INSERT INTO table_2 (fk_table_1_id, column_1, created_at) VALUES
(1, 1, '2024-01-01 10:00:00'),(1, 2, '2024-01-01 11:00:00'),
(1, 4, '2024-01-02 11:00:00'),(1, 5, '2024-01-02 12:00:00'),
(2, 6, '2024-01-03 10:00:00'),(2, 7, '2024-01-03 11:00:00'),
(2, 8, '2024-01-04 10:00:00');

SELECT
    t1.id,
    t2.created_date,
    t2.column_1
FROM table_1 AS t1
INNER JOIN LATERAL (
    SELECT
        DATE(t2.created_at) AS created_date,
        MIN(t2.column_1) AS column_1
    FROM table_2 AS t2
    WHERE t2.fk_table_1_id = t1.id
    GROUP BY created_date
) AS t2 ON TRUE
WHERE t1.id IN (1,2);

It returns this:

+----+--------------+----------+
| id | created_date | column_1 |
+----+--------------+----------+
|  1 | 2024-01-01   |        1 |
|  1 | 2024-01-02   |        4 |
|  2 | 2024-01-03   |        6 |
+----+--------------+----------+

However, the expected result is this:

+----+--------------+----------+
| id | created_date | column_1 |
+----+--------------+----------+
|  1 | 2024-01-01   |        1 |
|  1 | 2024-01-02   |        4 |
|  2 | 2024-01-03   |        6 |
|  2 | 2024-01-04   |        8 |
+----+--------------+----------+

if I run the same query but instead of "WHERE t1.id IN (1,2)" I use "WHERE t1.id IN (2)" this returns the correct data

+----+--------------+----------+
| id | created_date | column_1 |
+----+--------------+----------+
|  2 | 2024-01-03   |        6 |
|  2 | 2024-01-04   |        8 |
+----+--------------+----------+

also, If I add this to the JOIN LATERAL, "COUNT(DISTINCT 1) AS lateral_fix" it works as a forced way to return the correct information, but I don’t like the idea of having to rely on this.

SELECT
    t1.id,
    t2.created_date,
    t2.column_1
FROM table_1 AS t1
INNER JOIN LATERAL (
    SELECT
        DATE(t2.created_at) AS created_date,
        COUNT(DISTINCT 1) AS lateral_fix,
        MIN(t2.column_1) AS column_1
    FROM table_2 AS t2
    WHERE t2.fk_table_1_id = t1.id
    GROUP BY created_date
) AS t2 ON TRUE
WHERE t1.id IN (1,2);

Is there any update on this fix?

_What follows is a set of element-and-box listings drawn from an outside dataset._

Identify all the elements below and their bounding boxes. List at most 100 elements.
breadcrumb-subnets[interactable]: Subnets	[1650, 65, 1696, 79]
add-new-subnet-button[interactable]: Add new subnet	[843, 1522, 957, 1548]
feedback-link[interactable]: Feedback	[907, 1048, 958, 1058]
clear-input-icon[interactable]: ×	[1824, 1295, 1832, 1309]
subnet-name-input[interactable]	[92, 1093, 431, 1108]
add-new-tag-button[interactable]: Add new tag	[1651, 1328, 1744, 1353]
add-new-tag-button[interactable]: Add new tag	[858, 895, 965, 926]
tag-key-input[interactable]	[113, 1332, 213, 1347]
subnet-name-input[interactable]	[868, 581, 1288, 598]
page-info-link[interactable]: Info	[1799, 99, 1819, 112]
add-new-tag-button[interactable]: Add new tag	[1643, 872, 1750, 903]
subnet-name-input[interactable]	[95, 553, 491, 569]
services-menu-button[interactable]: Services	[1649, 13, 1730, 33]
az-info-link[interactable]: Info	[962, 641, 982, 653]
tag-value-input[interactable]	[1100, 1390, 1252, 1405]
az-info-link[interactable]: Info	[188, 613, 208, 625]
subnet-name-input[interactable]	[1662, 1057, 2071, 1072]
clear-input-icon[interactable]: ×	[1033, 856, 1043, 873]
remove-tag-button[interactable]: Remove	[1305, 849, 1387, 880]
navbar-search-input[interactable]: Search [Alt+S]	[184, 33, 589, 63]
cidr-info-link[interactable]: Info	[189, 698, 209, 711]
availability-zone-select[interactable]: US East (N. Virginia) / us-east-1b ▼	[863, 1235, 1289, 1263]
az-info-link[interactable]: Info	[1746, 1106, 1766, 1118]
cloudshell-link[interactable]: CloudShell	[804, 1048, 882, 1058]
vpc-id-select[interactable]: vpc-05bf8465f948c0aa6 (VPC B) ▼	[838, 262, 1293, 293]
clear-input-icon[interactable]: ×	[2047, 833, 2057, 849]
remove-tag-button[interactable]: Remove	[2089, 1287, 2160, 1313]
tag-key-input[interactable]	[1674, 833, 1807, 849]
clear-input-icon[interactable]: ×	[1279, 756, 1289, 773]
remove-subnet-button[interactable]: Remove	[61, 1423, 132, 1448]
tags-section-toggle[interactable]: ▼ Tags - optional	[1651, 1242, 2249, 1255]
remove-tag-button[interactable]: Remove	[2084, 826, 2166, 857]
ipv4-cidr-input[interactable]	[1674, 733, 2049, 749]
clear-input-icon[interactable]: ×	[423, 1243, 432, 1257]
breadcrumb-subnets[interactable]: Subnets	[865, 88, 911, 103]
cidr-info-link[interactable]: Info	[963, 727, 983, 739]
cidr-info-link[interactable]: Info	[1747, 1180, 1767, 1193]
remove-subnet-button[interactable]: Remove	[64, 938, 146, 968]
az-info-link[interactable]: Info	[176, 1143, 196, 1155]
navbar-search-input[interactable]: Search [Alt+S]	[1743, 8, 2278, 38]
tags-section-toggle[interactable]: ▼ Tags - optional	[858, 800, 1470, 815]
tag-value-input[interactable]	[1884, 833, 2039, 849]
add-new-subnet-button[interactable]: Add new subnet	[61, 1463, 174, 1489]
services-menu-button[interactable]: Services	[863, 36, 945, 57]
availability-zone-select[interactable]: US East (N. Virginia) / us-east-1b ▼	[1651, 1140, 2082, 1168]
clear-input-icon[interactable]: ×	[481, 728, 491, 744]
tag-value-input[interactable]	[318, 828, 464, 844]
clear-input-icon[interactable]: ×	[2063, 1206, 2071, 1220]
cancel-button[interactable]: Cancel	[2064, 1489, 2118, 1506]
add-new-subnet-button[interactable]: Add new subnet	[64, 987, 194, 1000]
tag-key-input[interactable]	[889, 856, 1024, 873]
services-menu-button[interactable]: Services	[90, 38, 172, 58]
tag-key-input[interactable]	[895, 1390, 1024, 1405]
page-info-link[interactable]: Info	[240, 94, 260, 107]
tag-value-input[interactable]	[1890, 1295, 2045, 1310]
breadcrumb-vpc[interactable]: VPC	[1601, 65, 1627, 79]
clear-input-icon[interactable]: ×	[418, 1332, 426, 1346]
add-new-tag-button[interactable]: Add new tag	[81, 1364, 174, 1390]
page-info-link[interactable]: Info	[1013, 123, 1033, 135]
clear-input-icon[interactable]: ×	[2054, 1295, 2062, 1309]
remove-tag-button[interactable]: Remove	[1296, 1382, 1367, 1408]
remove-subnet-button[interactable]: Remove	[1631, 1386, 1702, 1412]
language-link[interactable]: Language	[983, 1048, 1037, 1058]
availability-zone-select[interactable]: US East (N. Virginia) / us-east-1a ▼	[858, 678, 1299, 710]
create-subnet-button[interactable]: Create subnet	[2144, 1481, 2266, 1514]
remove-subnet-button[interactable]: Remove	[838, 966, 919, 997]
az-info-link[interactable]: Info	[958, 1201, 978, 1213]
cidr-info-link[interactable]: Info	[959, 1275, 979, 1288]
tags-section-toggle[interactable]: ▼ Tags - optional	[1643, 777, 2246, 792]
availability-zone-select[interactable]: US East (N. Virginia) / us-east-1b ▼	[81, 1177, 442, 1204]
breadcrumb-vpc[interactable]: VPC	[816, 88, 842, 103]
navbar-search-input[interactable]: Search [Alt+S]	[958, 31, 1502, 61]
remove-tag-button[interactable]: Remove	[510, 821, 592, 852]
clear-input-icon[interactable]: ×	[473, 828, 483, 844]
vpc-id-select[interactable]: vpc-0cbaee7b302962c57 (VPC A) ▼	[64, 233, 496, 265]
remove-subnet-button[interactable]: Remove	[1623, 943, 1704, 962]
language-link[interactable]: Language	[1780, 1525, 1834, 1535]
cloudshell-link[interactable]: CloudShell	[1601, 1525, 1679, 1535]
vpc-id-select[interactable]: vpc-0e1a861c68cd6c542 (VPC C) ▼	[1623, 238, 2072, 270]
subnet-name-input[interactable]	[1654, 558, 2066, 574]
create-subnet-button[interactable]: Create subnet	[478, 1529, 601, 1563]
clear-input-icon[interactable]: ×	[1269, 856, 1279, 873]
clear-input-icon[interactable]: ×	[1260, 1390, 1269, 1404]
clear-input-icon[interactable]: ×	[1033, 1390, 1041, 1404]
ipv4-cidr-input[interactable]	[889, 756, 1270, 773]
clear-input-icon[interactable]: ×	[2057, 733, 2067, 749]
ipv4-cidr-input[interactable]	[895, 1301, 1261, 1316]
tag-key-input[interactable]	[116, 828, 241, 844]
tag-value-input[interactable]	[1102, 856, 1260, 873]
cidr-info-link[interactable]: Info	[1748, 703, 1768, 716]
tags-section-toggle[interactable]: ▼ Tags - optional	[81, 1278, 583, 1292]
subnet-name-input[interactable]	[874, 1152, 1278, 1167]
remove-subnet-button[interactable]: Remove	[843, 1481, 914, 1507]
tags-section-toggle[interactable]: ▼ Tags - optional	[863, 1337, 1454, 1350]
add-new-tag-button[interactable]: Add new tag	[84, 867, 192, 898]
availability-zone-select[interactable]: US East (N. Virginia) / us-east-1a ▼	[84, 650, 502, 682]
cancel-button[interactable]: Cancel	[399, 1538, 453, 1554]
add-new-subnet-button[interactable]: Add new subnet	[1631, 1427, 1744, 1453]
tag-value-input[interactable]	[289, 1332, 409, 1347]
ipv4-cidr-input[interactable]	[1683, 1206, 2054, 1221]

Because even in the latest versions, this bug persists.
[29 Oct 2024 10:09] MySQL Verification Team
Hi Mr. Gogley,

No, this bug is not fixed yet.

When this bug is fixed, this page will be updated and you will get the info on the release where the patch is applied to fix this bug.

Nobody knows when this bug will be fixed. Each Development Team has it's own schedule, which changes on weekly basis.